Keberadaan museum seni dan budaya, dipercaya Titiek bisa menjadi jalan keluar untuk generasi penerus bangsa. Museum mungkin bisa berisi tapak tilas para musisi dan pekerja seni tersohor di Indonesia. Selain perjalanan hidup, karya-karya andalan para musisi juga layak diabadikan di museum.
"Setidaknya, melalui museum itu generasi muda bisa mengetahui siapa saja cikal bakal musisi dan pekerja seni Indonesia. Bila mereka sudah tahu, otomatis mereka bisa lebih menghargai karya seni para seniman," ungkapnya.
Modal Suara
Sebagai penyanyi senior, diakui Titiek, modal utamanya hanya suara. Sejak kecil, perempuan yang bernama asli Sumarti ini memang pandai bernyanyi. Bahkan hingga kini, modal utamanya tetap terjaga kualitasnya. Hanya kondisi fisik yang menghambat Titiek untuk bernyanyi.
Awalnya, Titiek dilahirkan dengan nama Sumarti.
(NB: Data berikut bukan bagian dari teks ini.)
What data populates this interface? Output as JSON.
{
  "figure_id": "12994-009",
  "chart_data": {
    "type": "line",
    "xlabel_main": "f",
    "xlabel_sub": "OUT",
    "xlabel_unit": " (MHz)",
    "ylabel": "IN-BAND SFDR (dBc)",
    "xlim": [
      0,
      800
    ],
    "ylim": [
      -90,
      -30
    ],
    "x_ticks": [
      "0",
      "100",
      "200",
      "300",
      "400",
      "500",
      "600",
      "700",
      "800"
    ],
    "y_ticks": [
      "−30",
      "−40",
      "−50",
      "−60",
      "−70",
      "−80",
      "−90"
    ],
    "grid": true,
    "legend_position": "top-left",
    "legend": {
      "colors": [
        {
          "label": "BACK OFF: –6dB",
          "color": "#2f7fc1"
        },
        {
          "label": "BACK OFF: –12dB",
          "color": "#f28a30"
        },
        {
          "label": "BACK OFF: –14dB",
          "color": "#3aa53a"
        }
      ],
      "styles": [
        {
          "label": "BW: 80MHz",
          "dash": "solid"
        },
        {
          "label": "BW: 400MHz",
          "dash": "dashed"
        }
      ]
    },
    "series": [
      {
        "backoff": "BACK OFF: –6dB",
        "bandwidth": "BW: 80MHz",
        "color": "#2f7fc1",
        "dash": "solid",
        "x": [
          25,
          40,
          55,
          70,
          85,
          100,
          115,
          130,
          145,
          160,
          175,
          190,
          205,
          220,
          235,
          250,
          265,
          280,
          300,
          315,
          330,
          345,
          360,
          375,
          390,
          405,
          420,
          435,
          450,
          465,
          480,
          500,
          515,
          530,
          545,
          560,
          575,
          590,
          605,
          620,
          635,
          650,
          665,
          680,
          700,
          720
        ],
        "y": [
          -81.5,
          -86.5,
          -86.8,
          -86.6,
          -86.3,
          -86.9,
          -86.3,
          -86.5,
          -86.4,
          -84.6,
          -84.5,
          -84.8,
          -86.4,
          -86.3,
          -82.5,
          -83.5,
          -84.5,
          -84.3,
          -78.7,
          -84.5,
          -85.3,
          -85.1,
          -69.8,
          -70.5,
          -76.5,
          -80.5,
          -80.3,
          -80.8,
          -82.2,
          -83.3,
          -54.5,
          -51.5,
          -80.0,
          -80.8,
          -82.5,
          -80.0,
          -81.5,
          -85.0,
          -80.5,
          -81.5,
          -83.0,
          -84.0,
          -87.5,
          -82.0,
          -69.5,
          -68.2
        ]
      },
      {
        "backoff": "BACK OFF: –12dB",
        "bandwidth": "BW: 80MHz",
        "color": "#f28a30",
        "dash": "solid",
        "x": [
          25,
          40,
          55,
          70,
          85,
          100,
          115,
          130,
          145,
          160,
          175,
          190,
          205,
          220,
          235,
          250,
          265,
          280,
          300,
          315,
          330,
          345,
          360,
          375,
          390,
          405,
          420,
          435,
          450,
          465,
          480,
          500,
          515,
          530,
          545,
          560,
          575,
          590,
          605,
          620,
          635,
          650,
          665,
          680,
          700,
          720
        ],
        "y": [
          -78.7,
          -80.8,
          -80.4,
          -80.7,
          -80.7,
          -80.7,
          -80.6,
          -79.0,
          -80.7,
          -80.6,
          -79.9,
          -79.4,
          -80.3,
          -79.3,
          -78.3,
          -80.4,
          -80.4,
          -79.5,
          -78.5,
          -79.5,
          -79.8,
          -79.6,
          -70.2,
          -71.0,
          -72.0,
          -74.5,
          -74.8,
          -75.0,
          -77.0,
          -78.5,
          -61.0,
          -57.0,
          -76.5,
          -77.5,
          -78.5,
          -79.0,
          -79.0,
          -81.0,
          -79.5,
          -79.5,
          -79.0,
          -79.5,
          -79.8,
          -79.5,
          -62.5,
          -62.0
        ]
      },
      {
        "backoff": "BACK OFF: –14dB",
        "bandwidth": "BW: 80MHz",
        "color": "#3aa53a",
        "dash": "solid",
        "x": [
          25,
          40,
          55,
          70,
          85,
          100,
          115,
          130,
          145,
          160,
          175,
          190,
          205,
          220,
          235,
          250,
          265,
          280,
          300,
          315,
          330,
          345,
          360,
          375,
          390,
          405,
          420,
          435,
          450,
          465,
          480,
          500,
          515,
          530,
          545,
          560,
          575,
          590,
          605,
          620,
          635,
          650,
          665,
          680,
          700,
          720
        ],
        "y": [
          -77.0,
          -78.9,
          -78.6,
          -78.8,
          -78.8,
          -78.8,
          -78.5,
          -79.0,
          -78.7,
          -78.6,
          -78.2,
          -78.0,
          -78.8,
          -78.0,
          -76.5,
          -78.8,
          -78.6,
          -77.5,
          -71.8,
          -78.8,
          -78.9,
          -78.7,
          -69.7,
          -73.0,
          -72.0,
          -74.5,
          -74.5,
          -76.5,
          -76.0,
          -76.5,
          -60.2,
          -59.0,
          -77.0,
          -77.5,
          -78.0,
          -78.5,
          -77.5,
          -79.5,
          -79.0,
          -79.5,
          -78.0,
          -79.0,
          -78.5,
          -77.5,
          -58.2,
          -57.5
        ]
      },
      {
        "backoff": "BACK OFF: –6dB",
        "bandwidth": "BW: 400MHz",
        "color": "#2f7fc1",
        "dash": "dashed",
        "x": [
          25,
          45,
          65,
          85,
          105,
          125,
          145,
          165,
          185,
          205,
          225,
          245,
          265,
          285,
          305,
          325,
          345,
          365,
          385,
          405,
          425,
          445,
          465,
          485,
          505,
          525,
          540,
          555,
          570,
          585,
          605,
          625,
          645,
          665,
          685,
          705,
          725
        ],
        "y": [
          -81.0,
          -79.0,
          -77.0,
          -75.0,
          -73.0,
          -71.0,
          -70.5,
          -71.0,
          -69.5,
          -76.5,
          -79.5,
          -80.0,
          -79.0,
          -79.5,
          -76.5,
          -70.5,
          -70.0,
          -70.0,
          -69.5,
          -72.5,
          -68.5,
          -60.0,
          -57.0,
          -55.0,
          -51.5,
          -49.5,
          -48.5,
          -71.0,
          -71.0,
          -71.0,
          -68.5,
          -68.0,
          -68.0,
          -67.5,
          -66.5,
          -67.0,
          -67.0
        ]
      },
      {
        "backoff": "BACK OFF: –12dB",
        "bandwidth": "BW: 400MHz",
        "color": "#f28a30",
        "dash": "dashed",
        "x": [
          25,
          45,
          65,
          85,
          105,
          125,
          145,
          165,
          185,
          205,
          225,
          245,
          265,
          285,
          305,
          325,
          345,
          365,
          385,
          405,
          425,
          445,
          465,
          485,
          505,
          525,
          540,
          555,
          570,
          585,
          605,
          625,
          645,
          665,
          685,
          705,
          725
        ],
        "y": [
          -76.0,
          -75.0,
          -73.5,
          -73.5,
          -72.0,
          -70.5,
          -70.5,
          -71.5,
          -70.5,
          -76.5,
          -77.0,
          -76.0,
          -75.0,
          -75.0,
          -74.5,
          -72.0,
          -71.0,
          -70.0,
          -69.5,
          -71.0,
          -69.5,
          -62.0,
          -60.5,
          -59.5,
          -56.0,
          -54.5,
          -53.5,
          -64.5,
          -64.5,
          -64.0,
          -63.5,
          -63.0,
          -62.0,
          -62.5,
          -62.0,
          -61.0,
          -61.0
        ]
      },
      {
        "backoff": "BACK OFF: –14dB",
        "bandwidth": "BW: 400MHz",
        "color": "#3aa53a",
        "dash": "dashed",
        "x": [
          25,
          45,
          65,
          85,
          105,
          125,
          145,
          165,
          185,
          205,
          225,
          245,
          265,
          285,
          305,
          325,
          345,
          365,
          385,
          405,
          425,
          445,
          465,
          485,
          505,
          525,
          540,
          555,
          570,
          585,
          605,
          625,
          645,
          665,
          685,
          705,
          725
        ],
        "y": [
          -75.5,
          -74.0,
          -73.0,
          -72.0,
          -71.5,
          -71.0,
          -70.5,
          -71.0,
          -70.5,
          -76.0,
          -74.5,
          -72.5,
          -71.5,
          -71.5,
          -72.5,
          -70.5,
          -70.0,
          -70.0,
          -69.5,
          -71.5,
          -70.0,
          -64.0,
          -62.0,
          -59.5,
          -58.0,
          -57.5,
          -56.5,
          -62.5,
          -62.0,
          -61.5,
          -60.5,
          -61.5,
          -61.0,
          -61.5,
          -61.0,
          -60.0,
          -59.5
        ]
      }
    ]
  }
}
Tidak lama kemudian, sang ibu Siti Mariam mengganti namanya menjadi Sudarwati. Dulu, Sudarwati kecil tumbuh menjadi anak yang pendiam, pemalu, dan rendah diri. Tak jarang ia menangisi dirinya. Tubuh Sudarwati yang lemah, karena kerap terserang tifus membuatnya tidak punya banyak teman.
Dalam kesendirian, Sudarwati pun kerap menghibur diri dengan bernyanyi. Hingga suatu hari, saat duduk di bangku SMP, Sudarwati kembali berganti nama menjadi Titiek Puspa. Nama Titiek adalah panggilan kecilnya, sementara Puspa diambil dari nama sang ayah, Tugeno Puspowidjojo.
Bakat alami menyanyi Titiek, kian lama memuncak. Baginya, tiada hari tanpa bernyanyi. Tetapi, sayangnya pihak keluarga tidak mendukung cita-cita Titiek sebagai penyanyi. Dulu, penilaian masyarakat terhadap seorang penyanyi wanita masih negatif. Untunglah, Titiek pantang menyerah. Bersama dengan sang kakak, Sumarno, Titiek akhirnya bisa menekuni dunia tarik suara dan seni peran.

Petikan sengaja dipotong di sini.